While no decisions was made on healthcare and immigration, the Supreme Court ruled that the FCC's indecency policy is too vague. NBC's Pete Williams reports.

By Tom Curry, msnbc.com National Affairs Writer
The Supreme Court ruled Thursday that the Federal Communications Commission failed to give two television networks, FOX and ABC, fair notice prior to punishing them for broadcasts in which outbursts of expletives and brief nudity were aired.
“The Commission failed to give Fox or ABC fair notice prior to the broadcasts in question that fleeting expletives and momentary nudity could be found actionably indecent,” said Justice Anthony Kennedy, writing for the unanimous court.
The ruling does not affect the FCC’s policy banning indecency in TV broadcasting.

The court said that it did need not to address the First Amendment implications of the FCC’s indecency policy nor did it need to reconsider its prior indecency ruling in a 1978 decision regarding prolonged recitation of vulgar words.
The case arose out of three broadcasts on Fox and ABC in 2002 and 2003.
Two of the broadcasts on Fox involved the use of expletives during prime-time TV airings of the Billboard Music Awards that in one of those Fox broadcasts, “a person named Nicole Richie” used two common vulgar words while presenting an award: “Have you ever tried to get cow [expletive] out of a Prada purse? It’s not so [expletive] simple.”

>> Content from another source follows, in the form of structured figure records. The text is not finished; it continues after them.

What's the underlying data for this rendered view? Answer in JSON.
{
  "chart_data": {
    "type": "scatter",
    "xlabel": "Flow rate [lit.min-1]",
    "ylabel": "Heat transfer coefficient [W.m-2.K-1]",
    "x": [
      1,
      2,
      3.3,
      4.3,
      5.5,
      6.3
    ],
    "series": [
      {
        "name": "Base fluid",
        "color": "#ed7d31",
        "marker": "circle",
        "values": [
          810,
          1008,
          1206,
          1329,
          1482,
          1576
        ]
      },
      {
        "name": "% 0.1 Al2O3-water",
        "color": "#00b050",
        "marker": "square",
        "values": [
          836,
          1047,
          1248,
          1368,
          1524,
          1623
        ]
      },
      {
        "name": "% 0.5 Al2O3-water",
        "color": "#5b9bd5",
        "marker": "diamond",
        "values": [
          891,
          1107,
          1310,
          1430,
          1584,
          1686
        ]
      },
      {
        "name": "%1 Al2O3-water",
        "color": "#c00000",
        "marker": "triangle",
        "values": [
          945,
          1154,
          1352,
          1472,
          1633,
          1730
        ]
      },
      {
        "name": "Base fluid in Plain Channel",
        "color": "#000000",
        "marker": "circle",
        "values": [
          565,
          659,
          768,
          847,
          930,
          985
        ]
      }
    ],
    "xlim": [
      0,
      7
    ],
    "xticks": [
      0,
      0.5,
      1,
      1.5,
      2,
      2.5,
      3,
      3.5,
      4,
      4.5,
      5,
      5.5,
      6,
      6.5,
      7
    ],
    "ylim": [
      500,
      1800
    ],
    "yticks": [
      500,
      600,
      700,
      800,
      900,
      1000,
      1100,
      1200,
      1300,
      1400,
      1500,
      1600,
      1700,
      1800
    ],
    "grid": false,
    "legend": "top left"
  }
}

The other broadcast, a prime-time airing on ABC of the program "NYPD Blue" involved what the FCC called “pandering, titillating and shocking” scenes of a woman’s naked buttocks being viewed by a child, which the FCC said put TV viewers, including children, in a “voyeuristic position.”

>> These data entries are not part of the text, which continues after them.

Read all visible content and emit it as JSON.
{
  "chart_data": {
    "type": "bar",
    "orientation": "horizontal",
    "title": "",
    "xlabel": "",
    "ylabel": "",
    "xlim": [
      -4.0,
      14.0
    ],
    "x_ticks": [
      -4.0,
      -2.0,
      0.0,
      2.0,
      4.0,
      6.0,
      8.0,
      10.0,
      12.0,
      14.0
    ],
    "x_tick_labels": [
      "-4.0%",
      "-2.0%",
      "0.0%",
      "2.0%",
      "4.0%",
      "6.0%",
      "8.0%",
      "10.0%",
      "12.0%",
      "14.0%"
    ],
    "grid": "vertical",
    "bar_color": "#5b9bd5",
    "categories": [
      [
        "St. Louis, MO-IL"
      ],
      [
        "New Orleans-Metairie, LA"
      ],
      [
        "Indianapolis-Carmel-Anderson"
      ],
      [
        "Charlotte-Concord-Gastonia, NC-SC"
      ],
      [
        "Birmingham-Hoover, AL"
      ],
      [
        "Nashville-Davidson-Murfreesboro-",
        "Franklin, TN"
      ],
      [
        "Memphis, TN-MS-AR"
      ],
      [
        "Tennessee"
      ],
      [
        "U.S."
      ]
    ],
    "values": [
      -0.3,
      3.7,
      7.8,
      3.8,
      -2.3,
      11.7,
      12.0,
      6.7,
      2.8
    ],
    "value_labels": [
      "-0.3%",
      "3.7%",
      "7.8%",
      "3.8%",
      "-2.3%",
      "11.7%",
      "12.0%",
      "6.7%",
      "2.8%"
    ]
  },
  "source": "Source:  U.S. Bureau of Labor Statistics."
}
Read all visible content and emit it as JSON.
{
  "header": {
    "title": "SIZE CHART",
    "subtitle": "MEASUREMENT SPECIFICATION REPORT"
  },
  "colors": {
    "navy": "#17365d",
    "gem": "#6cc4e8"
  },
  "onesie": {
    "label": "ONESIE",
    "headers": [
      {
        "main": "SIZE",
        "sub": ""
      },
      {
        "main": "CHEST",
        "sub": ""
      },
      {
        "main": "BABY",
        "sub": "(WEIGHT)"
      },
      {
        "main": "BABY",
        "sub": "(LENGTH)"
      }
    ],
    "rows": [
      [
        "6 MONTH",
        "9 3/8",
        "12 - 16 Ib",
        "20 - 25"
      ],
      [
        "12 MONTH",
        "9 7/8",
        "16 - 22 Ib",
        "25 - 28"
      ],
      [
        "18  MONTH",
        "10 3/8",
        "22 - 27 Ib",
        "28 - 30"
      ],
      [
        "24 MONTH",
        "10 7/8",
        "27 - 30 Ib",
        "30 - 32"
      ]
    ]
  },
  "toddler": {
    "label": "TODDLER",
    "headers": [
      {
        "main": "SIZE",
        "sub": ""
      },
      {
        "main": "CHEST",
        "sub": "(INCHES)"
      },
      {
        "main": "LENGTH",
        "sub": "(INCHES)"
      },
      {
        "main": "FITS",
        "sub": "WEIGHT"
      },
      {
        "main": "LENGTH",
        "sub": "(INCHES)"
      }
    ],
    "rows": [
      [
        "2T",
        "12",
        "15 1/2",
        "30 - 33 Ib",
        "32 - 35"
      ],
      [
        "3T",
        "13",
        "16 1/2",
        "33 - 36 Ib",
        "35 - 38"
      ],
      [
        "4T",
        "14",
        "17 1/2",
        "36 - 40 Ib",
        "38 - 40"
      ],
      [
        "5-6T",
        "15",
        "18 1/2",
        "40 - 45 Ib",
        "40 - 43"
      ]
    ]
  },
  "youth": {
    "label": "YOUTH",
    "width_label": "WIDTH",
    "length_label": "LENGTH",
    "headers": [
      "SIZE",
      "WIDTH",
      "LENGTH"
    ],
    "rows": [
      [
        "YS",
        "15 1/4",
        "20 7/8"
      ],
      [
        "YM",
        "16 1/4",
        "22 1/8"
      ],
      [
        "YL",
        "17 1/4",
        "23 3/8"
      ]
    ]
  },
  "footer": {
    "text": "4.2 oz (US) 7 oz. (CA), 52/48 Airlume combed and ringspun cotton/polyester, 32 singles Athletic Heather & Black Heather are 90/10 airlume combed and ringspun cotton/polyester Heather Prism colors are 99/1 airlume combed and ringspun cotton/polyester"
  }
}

At issue was whether the FCC rules violated the First Amendment right to broadcasting freedom and whether the rules were too vague for the broadcasters to know what was prohibited and what wasn’t.
The court said Thursday that the FCC was “free to modify its current indecency policy in light of its determination of the public interest and applicable legal requirements” -- which means that further litigation in such cases is almost certain.